14:15 <acklas> Apparently, they’d rather ask for sweeping surveillance provisions. Because, you know, this proves they can totally handle it.

14:15 <nicnus> No, this proves they might be able to scare people into thinking we need it.

14:15 <acklas> Suresure. Man, I found one article that says the USA “has been doing something similar for some time”

14:16 <nicnus> First I’ve heard of it. I think it’s more that they’re also *trying* to get something in place.

14:16 <acklas> Yeah. The security community would have seen something by now if they were doing it before the laws were in place.

14:20 <nicnus> Jack!

14:20 <acklas> What?

14:20 <nicnus> jjdavis: What, exactly, did you stumble on again? The US gov’t snooping emails?

14:21 <acklas> Woah, when did this happen?

14:21 <nicnus> During your meeting.

14:22 <acklas> jjdavis: is this true?

14:23 <nicnus> jjdavis? This is a big deal, man. You can’t stay down there.

14:24 <acklas> Yeah, if they’re spying semi-illigally…

14:24 <nicnus> If it’s not even legal… yeaah

14:35 <nicnus> jjdavis?

14:40 <nicnus> Oh my goodness, they’ve got him.

14:45 <acklas> dan’t be silly. he’s at his girl’s, remember?

14:50 <acklas> Ok, I’ll call him. You know. He should at least know about this.

** jjdavis reads

14:57 <jjdavis> nicnus: like I said, I’m not going anywhere. I’ll be ok

14:58 <acklas> Sure, I mean, nicnus is a bit paranoid. Still, though…

14:59 <jjdavis> From the way that article reads, it’s about to get hot up there as well.

15:00 <nicnus> maybe, but you didn’t *find* them up here.

15:01 <jjdavis> We’ll see

15:03 <acklas> How did it go with your SO, anyway?

15:05 <jjdavis> I’m still here. We’ve sort of patched things up in principle.

15:06 <acklas> I guess that’s good, then.

15:07 <nicnus> jjdavis: I’m overnighting you one of our devices, set with a key I’ll give to acklas as well.

15:09 <jjdavis> nicnus: sure

15:16 <acklas> nicnus: how hard would it be to modify your MusicBox blocker to instead spam the crap out of the RCMP?

15:18 <nicnus> Pretty easy. I think someone already did it in principle. why?

15:20 <acklas> I’ll get back to you on that.

Acklas is thinking. If the States is already on it, then Canada might not be so far behind.
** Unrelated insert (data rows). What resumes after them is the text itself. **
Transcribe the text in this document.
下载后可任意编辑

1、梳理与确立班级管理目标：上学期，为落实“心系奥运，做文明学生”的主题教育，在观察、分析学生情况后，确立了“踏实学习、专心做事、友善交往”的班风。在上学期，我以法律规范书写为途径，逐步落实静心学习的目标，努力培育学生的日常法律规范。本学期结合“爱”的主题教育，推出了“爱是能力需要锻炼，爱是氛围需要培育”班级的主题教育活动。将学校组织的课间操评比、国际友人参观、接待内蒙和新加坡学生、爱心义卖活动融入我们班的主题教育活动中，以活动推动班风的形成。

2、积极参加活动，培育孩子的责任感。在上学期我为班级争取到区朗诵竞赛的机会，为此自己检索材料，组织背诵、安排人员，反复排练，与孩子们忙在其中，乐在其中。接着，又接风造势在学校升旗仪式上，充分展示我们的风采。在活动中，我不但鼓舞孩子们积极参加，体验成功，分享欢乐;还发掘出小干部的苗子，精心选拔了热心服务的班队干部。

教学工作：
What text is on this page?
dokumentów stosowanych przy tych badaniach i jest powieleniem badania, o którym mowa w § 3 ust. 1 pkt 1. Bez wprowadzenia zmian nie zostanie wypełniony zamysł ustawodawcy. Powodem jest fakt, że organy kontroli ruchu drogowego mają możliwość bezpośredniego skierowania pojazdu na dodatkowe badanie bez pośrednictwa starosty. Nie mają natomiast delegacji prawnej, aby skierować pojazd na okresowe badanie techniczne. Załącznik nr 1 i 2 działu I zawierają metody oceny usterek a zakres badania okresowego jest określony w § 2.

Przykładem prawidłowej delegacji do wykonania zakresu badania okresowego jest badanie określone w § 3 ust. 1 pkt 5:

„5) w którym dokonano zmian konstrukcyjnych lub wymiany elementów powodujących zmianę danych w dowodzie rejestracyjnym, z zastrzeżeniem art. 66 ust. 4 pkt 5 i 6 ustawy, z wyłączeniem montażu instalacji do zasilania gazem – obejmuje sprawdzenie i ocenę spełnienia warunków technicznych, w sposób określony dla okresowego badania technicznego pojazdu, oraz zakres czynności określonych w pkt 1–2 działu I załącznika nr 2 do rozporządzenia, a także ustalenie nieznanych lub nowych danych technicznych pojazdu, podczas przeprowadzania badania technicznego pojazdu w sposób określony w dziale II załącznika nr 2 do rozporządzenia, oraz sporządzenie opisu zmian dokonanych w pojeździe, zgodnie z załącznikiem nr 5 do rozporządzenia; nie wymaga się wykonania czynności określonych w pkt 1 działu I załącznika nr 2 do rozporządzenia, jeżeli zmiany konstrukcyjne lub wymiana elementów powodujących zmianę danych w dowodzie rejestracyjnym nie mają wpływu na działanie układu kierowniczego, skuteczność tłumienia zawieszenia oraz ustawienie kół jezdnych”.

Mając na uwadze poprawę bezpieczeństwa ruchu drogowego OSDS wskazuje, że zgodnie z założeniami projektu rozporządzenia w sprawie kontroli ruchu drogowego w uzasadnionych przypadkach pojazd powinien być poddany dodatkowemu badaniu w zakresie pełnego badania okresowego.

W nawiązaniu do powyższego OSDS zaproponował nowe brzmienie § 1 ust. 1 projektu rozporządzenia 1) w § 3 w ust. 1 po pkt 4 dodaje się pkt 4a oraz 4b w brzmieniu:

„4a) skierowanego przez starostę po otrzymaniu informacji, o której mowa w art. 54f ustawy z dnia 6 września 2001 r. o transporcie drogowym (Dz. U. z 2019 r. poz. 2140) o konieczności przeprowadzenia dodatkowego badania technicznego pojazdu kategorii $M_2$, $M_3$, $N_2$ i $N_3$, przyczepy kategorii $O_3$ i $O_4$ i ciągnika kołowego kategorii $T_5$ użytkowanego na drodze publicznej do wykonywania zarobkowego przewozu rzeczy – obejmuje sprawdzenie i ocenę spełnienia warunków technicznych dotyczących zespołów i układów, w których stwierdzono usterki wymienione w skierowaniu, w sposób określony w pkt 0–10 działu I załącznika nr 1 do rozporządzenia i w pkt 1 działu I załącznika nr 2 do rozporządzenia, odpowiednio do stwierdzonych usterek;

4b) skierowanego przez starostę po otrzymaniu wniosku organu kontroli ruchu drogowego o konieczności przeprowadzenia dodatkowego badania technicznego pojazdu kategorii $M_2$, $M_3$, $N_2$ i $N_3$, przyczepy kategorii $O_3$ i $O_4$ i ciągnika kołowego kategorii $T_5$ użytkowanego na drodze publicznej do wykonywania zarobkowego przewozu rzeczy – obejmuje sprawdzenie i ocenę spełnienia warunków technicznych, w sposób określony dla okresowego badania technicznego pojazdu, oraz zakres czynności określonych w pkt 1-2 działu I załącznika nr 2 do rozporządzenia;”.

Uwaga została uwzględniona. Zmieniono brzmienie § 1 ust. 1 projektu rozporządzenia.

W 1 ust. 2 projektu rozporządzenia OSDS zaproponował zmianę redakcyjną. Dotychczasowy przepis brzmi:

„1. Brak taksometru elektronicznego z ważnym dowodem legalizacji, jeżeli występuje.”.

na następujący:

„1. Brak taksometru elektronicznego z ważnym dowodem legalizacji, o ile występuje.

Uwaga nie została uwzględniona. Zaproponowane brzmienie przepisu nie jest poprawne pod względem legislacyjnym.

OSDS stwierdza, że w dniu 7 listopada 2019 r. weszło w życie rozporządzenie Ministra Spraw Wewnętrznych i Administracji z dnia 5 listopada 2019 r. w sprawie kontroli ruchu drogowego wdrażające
There needs to be resistance to the surveillance before it becomes law. After that, everything just gets harder. Even Nicnus’ magic crypto doesn’t stop spyware. Doesn’t stop email snooping. At least, not by itself.

If they were going to use their failure to tell the media why they needed more power (“they” in this case being some nameless force Acklas paints as being behind the whole mess), then Acklas could maybe use something else to sway the media another way. A battle in the media might be a battle that could be won.

Why has he not thought of this before? Man. Half a day out of the cubicle and already his creative problem-solving juices are flowing again. He has nothing else that he needs to be doing, and money is not going to be an issue for awhile.

If this is what’s necessary to keep from living in fear, then Acklas will bring the fight.